Did you know that a Koch brothers-funded "think tank" just said that Sen. Sanders's Medicare-for-All plan would reduce health care costs and boost worker wages? Well, they did! Of course, they didn't, ah, foreground that information -- they foregrounded the ZOMG TEH COSTZ OF TEH $32 TRILLYUNZ!!!!!! scare number, a number that covers ten years of spending and doesn't account for the fact that projections of current health care spending already have us spending a lot more than that. A pair of single-payer advocates also argue that the Koch-backed study underestimates the savings from a Medicare-for-All plan. Still, now you get to tell your right-wing uncle that even the Koch brothers think letting Medicare negotiate its own drug prices will save almost $85 billion annually. Hey, they said it.
Ho hum, our Treasury Secretary thinks he may be able to deliver yet another tax-cut-to-the-rich without those pesky people's representatives in Congress having anything to do with it. Every time someone proposes some kind of capital gains tax cut, they say it'll goose up revenues big-time because a lot of people will sell their houses and such, but people sell their houses for a lot of reasons -- many of them even having to do with their family's needs! -- and the "windfall" (if it materializes!) never lasts long. For all that, I wouldn't mind indexing initial house purchase prices to inflation for the purpose of giving working families a capital gains tax cut when they sell their house. But I'd cap it at one property annually and $250,000 in an inflation-adjusted initial house investment, since we don't want to make our economy's addiction to property churning (which basically only benefits banksters) any worse than it already is now.
Jana Winters at the Boston Globe describes the Transportation Safety Authority's "Quiet Skies" surveillance program, in which federal air marshals spy on air travelers who haven't been accused of or charged with a crime. Ever use a laptop on an airplane, or have a "cold penetrating stare"? Then you might have been spied upon by a federal marshal! Don't politicians understand that Philip K. Dick novels are dystopian works, and not operations manuals? The good news: more than a few federal air marshals also think this is all bullshit.

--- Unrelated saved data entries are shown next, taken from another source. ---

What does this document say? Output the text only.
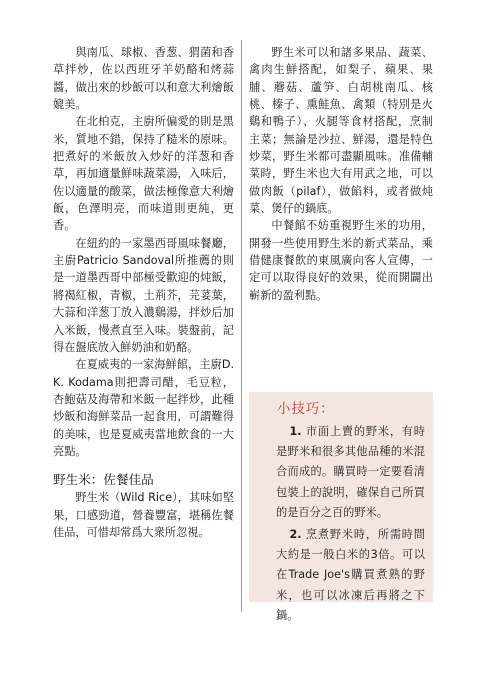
與南瓜、球椒、香葱、猬菌和香草拌炒，佐以西班牙羊奶酪和烤蒜醬，做出來的炒飯可以和意大利燴飯媲美。

在北柏克，主廚所偏愛的則是黑米，質地不錯，保持了糙米的原味。把煮好的米飯放入炒好的洋葱和香草，再加適量鮮味蔬菜湯，入味后，佐以適量的酸菜，做法極像意大利燴飯，色澤明亮，而味道則更純，更香。

在紐約的一家墨西哥風味餐廳，主廚Patricio Sandoval所推薦的則是一道墨西哥中部極受歡迎的炖飯，將褐紅椒，青椒，土荊芥，芫荽葉，大蒜和洋葱丁放入濃鷄湯，拌炒后加入米飯，慢煮直至入味。裝盤前，記得在盤底放入鮮奶油和奶酪。

在夏威夷的一家海鮮館，主廚D.K. Kodama則把壽司醋，毛豆粒，杏鮑菇及海帶和米飯一起拌炒，此種炒飯和海鮮菜品一起食用，可謂難得的美味，也是夏威夷當地飲食的一大亮點。

野生米：佐餐佳品

野生米（Wild Rice），其味如堅果，口感勁道，營養豐富，堪稱佐餐佳品，可惜却常爲大衆所忽視。

野生米可以和諸多果品、蔬菜、禽肉生鮮搭配，如梨子、蘋果、果脯、蘑菇、蘆笋、白胡桃南瓜、核桃、榛子、熏鮭魚、禽類（特別是火鷄和鴨子）、火腿等食材搭配，烹制主菜；無論是沙拉、鮮湯，還是特色炒菜，野生米都可盡顯風味。准備輔菜時，野生米也大有用武之地，可以做肉飯（pilaf），做餡料，或者做炖菜、煲仔的鍋底。

中餐館不妨重視野生米的功用，開發一些使用野生米的新式菜品，乘借健康餐飲的東風廣向客人宣傳，一定可以取得良好的效果，從而開闢出嶄新的盈利點。

小技巧：

1. 市面上賣的野米，有時是野米和很多其他品種的米混合而成的。購買時一定要看清包裝上的說明，確保自己所買的是百分之百的野米。

2. 烹煮野米時，所需時間大約是一般白米的3倍。可以在Trade Joe's購買煮熟的野米，也可以冰凍后再將之下鍋。
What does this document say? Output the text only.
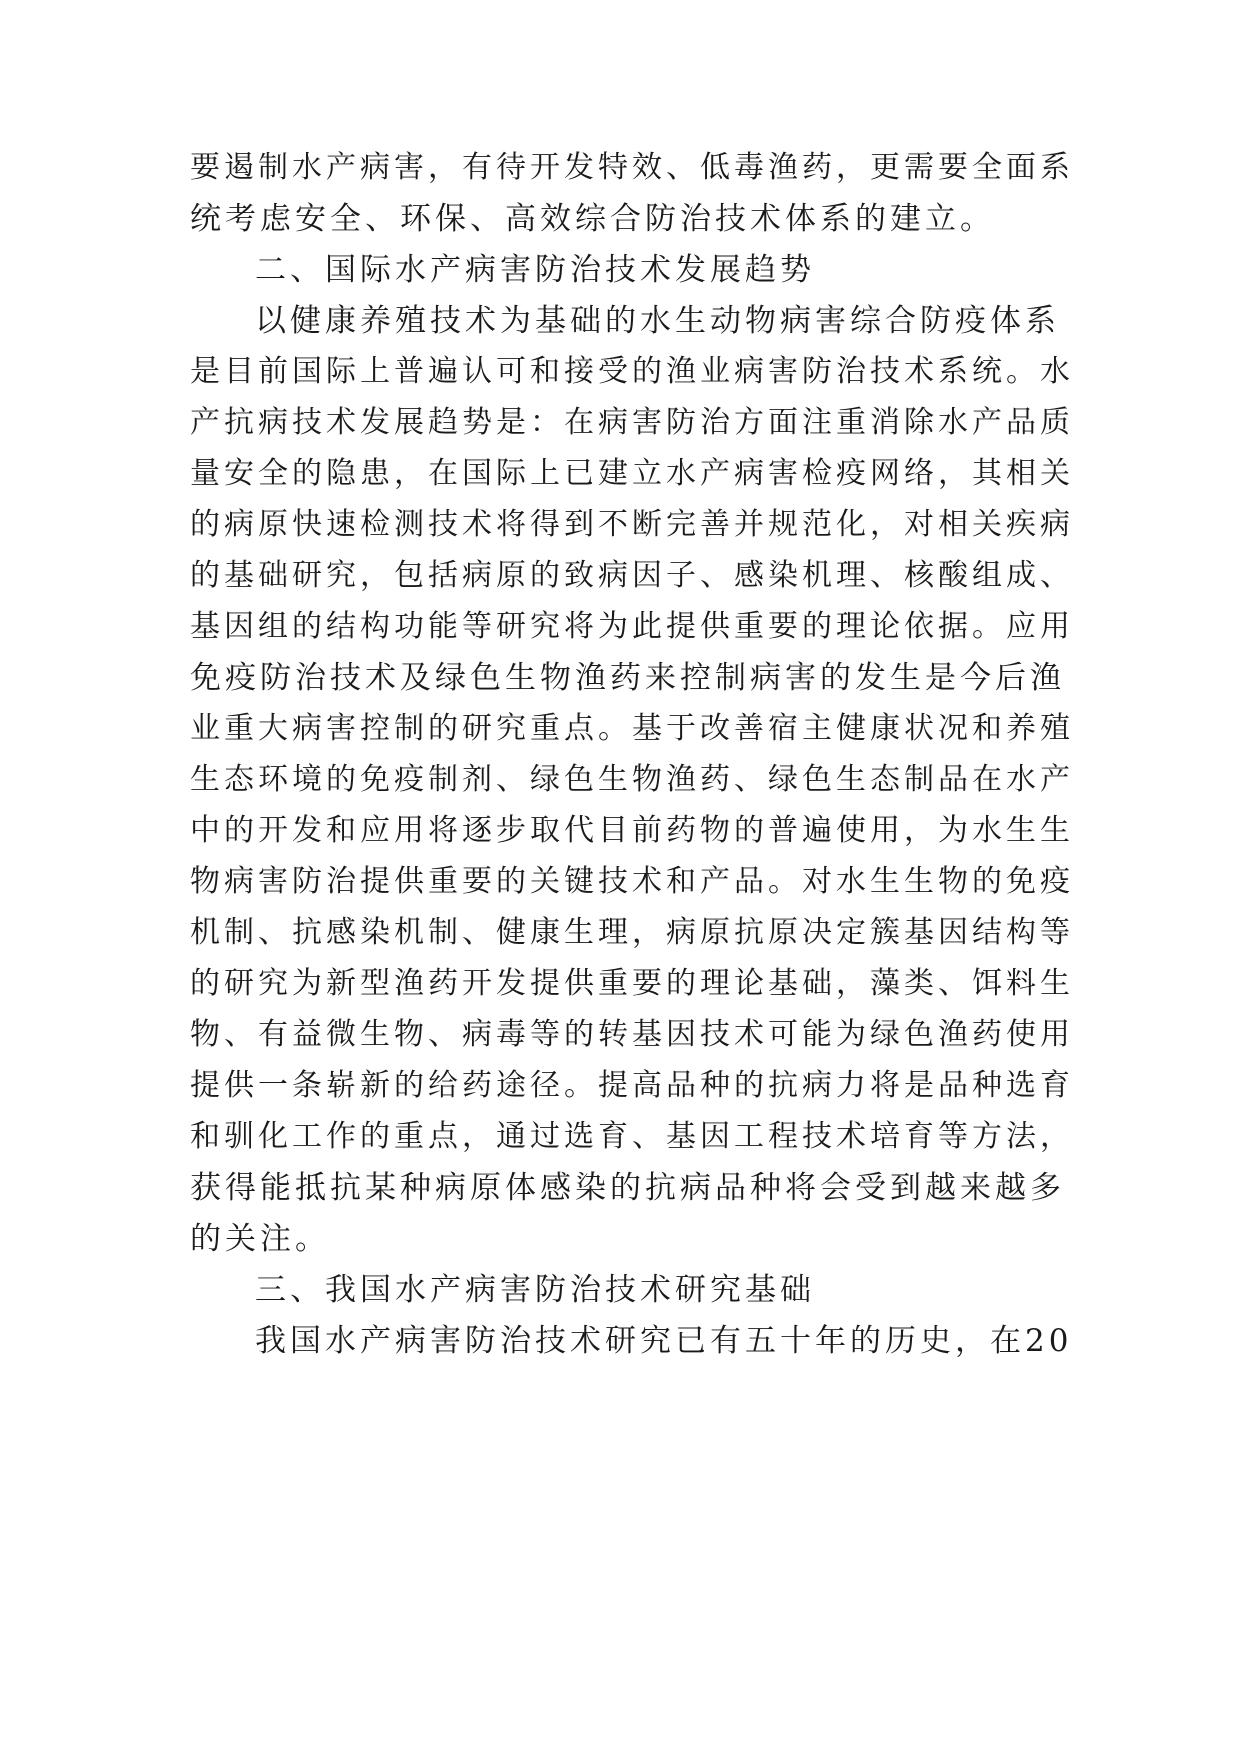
要遏制水产病害，有待开发特效、低毒渔药，更需要全面系
统考虑安全、环保、高效综合防治技术体系的建立。
二、国际水产病害防治技术发展趋势
以健康养殖技术为基础的水生动物病害综合防疫体系
是目前国际上普遍认可和接受的渔业病害防治技术系统。水
产抗病技术发展趋势是：在病害防治方面注重消除水产品质
量安全的隐患，在国际上已建立水产病害检疫网络，其相关
的病原快速检测技术将得到不断完善并规范化，对相关疾病
的基础研究，包括病原的致病因子、感染机理、核酸组成、
基因组的结构功能等研究将为此提供重要的理论依据。应用
免疫防治技术及绿色生物渔药来控制病害的发生是今后渔
业重大病害控制的研究重点。基于改善宿主健康状况和养殖
生态环境的免疫制剂、绿色生物渔药、绿色生态制品在水产
中的开发和应用将逐步取代目前药物的普遍使用，为水生生
物病害防治提供重要的关键技术和产品。对水生生物的免疫
机制、抗感染机制、健康生理，病原抗原决定簇基因结构等
的研究为新型渔药开发提供重要的理论基础，藻类、饵料生
物、有益微生物、病毒等的转基因技术可能为绿色渔药使用
提供一条崭新的给药途径。提高品种的抗病力将是品种选育
和驯化工作的重点，通过选育、基因工程技术培育等方法，
获得能抵抗某种病原体感染的抗病品种将会受到越来越多
的关注。
三、我国水产病害防治技术研究基础
我国水产病害防治技术研究已有五十年的历史，在20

Simon Davis-Cohen writes, in an admirably restrained manner I think, about the FirstNet network, a sort of "internet superhighway" "built specifically for police and public safety." Given the troubles Rekognition is having in, well, rekognizing people, you won't be impressed to learn that a police officer could, one day, take a photo of someone on his cellphone and find out if that someone is in a gang database, and not just because gang databases tend to be full of people who haven't actually committed any crimes. And, seriously, just because it's The Future doesn't mean Americans suddenly don't have habeus corpus rights anymore.
Finally, our distinguished President, proving he's no better than any other politician, claims that our media are "very unpatriotic" for "reveal(ing) internal deliberations of our government." He knows he works for us, right? And that he is not literally America, right? Oh, but he goes on to say "(f)reedom of the press comes with a responsibility to report the news accurately," quickly following with "90% of media coverage of my Administration is negative," as if you won't notice his casual equation of "accuracy" with a lack of "negative" coverage. Maybe Dr. Johnson was right, and patriotism really is the last refuge of the scoundrel.